Reality is “known” through the senses.
But I don’t think that is all there is.
I’ve spoken before about what I know and what I feel. I’ve implied that “feeling” something is, in a way, more fundamental than “knowing” it.
I feel there is something more, or perhaps less, but definitely different. It can’t be “known” because it’s not part of objective reality. It can only be “felt”. I don’t feel this thing by looking out. I feel it by looking within myself and by contemplating that which goes beyond survival of the fittest.
If we are merely complex biological machines, our reactions should be highly predictable. If we developed as the end product of millennia of natural selection each of us would have similar, if not identical, motivations and actions. Yet some of us compete in a sort of societal Darwinism manner while others chose altogether different ways of living our lives.

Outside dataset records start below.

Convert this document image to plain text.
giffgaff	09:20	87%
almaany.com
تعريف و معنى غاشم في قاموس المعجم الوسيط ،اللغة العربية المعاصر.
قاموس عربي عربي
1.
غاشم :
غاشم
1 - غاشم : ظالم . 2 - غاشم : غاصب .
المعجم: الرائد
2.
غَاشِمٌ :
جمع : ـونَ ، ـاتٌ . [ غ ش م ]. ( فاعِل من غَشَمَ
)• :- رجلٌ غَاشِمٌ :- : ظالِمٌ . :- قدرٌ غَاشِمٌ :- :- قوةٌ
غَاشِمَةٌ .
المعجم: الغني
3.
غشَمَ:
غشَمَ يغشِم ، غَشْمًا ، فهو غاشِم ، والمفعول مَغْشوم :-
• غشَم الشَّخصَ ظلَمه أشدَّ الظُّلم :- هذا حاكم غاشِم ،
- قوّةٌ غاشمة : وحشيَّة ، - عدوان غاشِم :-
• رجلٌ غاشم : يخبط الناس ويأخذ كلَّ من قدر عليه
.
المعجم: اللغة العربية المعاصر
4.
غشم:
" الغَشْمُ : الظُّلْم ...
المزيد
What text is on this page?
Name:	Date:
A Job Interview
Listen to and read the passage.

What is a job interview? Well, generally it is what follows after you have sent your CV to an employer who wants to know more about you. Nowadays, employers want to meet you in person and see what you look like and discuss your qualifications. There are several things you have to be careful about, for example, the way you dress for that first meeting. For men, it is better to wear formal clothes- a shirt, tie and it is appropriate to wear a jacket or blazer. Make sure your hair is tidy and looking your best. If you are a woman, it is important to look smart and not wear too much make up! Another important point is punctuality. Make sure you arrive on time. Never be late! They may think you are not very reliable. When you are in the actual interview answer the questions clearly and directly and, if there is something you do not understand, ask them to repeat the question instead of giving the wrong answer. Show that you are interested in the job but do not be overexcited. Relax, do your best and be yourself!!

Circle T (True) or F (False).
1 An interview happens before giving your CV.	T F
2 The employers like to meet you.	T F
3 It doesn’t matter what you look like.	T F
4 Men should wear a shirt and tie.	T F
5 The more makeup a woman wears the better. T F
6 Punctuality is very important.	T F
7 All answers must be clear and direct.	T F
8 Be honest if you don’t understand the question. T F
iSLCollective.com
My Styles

Consider, if all our biological needs are met, would we not rest? If you have a home and food and a partner to pass along our genes to what purpose is served by striving for something else? We might strive for more material stuff, or more knowledge or my self understanding but it seems for most of us, we still strive, even when the basics are covered.
Where does self-destruction fit in? We could be addicted to something that we know will make us incapable of successfully competing but we’ll pursue that something anyway. It could be drugs, or food, or money or sex or power but we’ll fight for it to the exclusion of all else, often to our very deaths. How is that a form of logical natural selection? Shouldn’t this type of behavior have been naturally selected out of us through the generations?
Competition itself can become addictive and destructive. Is there a deeper root cause of the financial collapse of 2008 than the uncontrollable desire of folks who already have everything they could ever need to acquire still more stuff? This type of self destruction on a societal level has little precedence in nature. The wolf pack will eat its fill, but it won’t eat to excess so there are no elk for tomorrow.
What of compassion and self sacrifice. Is not the soldier who jumps on a grenade to save his compatriots a biological deviant? He has completely destroyed his ability to pass along his genes to allow others the same privilege. What of those who devote themselves to caring for the less fortunate, the physically, mentally or emotionally damaged individuals. Is there another species that does anything but leave those individuals to die? Is it not wasteful, in a purely Darwinian sense, to utilize resources on those who are not “strong”?
So how does all of this fit into the here and now for this one individual?
The truth is it where my struggle has taken me for the time being. I’m searching for answers to the questions I once wrote off as unknowable. I’m using the tools I have to contemplate these things. I’m running almost everything that I see and hear through the same filter right now.
A sunset, a tree, a TV show about physics, my dreams, my aspirations, for now they are all about the same thing. All I can do is search for the answers.